Hefner, Playboy's chief creative officer, revealed the news while speaking about a new 10-part docudrama that chronicles the life of dad Hugh, “American Playboy: The Hugh Hefner Story.”
Hefner was instrumental in bringing back nude shots in Playboy magazine starting with its March/April 2017 issue. It had excised them out for two years.
Hefner did not elaborate any timetable or mention where the first U.S. club would be located. But he said the time is right for the Playboy Club to sprout up across the country because there’s “an obsession” with the 1950s-1970s among those aged 18 to 34.
“It excites me to imagine a time in the next few years of having Playboy clubs back and having young and old react to the brand in ways that we haven't seen since the ‘60s, ‘70s and ‘80s," Hefner said.
Hefner noted that hid dad Hugh’s original vision of the clubs could be compared to Walt Disney’s view for his own brand.
“I think that the brand strategy that was implemented is certainly similar to Disney,” Hefner said. “You are a kid you want to go to Disneyland; when you grow up you want to go to the Playboy Mansion.
“The reality was that there was an understanding that the magazine communicated a particular lifestyle and told a specific story, and that the clubs would be introduced in order that readers and subscribers could go out and in real life and in real time to interact with what they could only find in the pages of [Playboy].”
The Playboy Club, a chain of nightclubs and resorts owned and operated by Playboy Enterprises, started up in 1960 and cost magazine subscribers $25 a year to join.
The first club opened in Chicago, followed by those in Miami; New Orleans, New York; Atlanta; Los Angeles; Detroit; San Francisco; Boston; Des Moines; Kansas City, Mo.; Phoenix; Baltimore; Cincinnati; Denver; Dallas; Buffalo; St. Petersburg, Fla.; Lansing, Mich.; San Diego; Columbus, Ohio, Lake Geneva, Wisc.; and St. Louis.

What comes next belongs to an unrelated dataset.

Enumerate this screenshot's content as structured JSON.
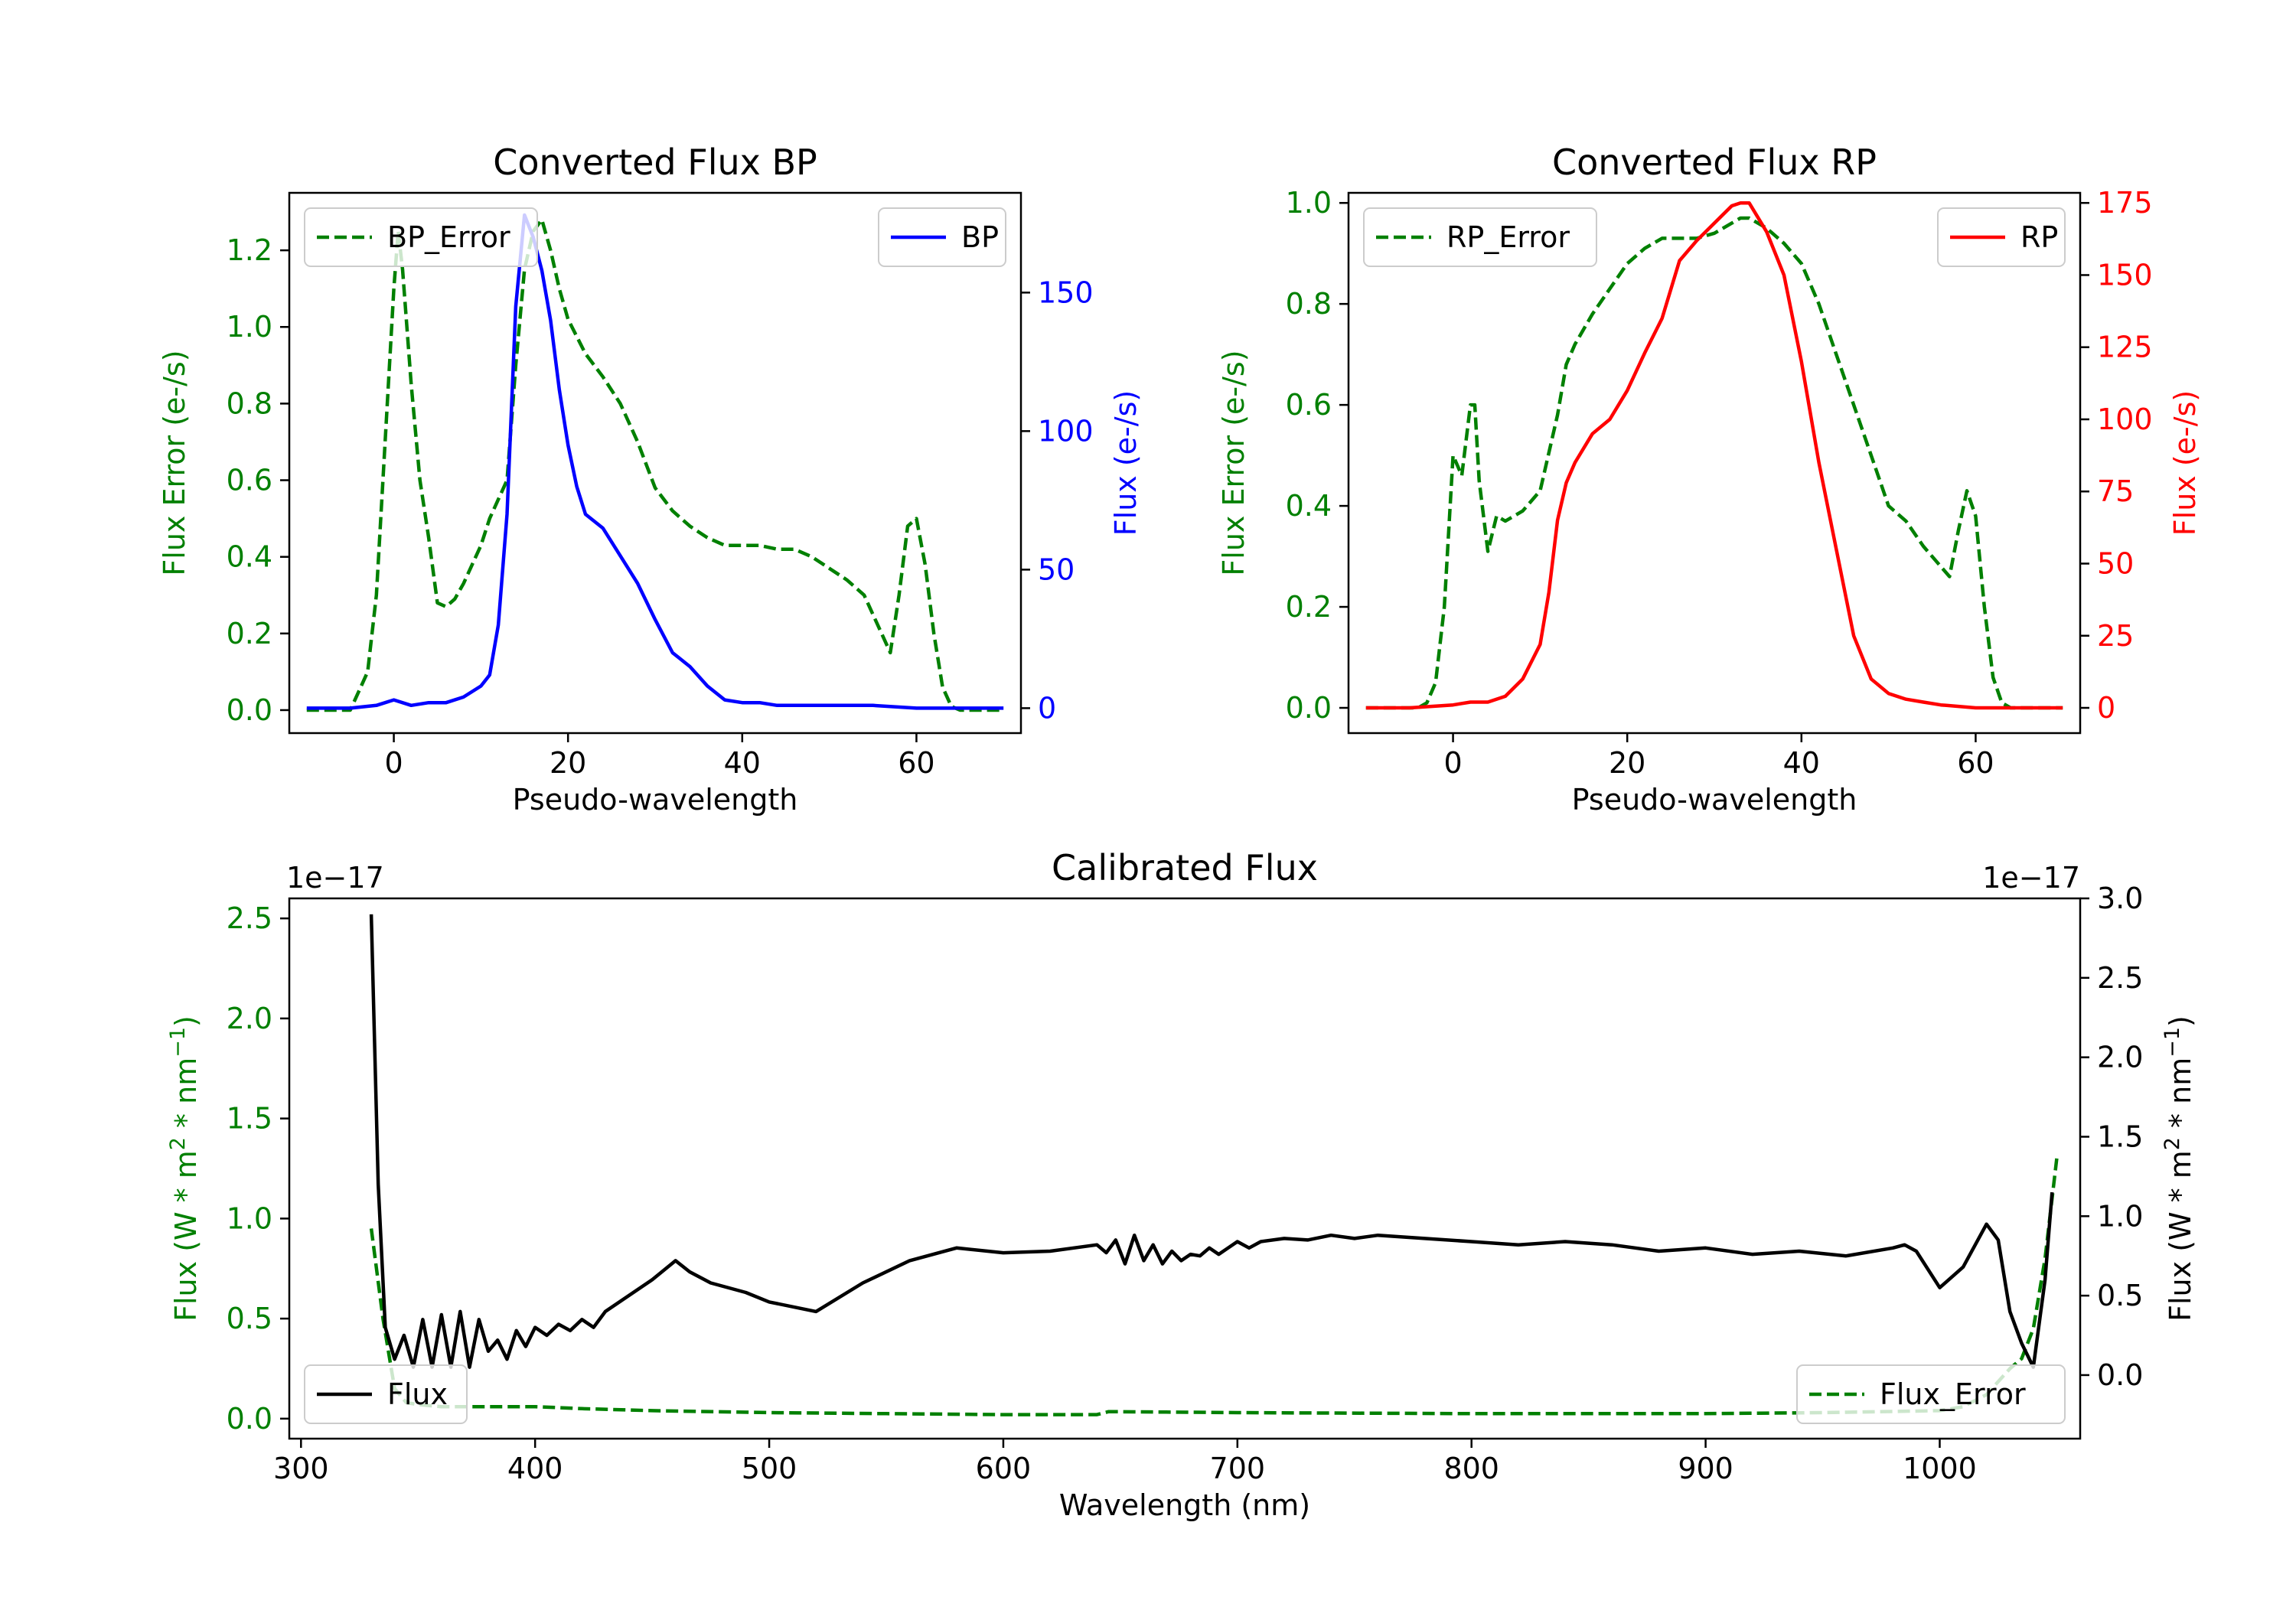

Each club featured a living room, a Playmate bar, a dining room and a club room. Members and their guests were served food and drinks by Playboy Bunnies, some of whom were featured in Playboy magazine.
In 1991, the Playboy Club chain folded. However, new clubs came in to play in 2006 in Las Vegas, Macao and Cancun, but they became defunct in 2010.
In the past five years, the Playboy Club has opened up in London and several locations in India as part of licensing agreements.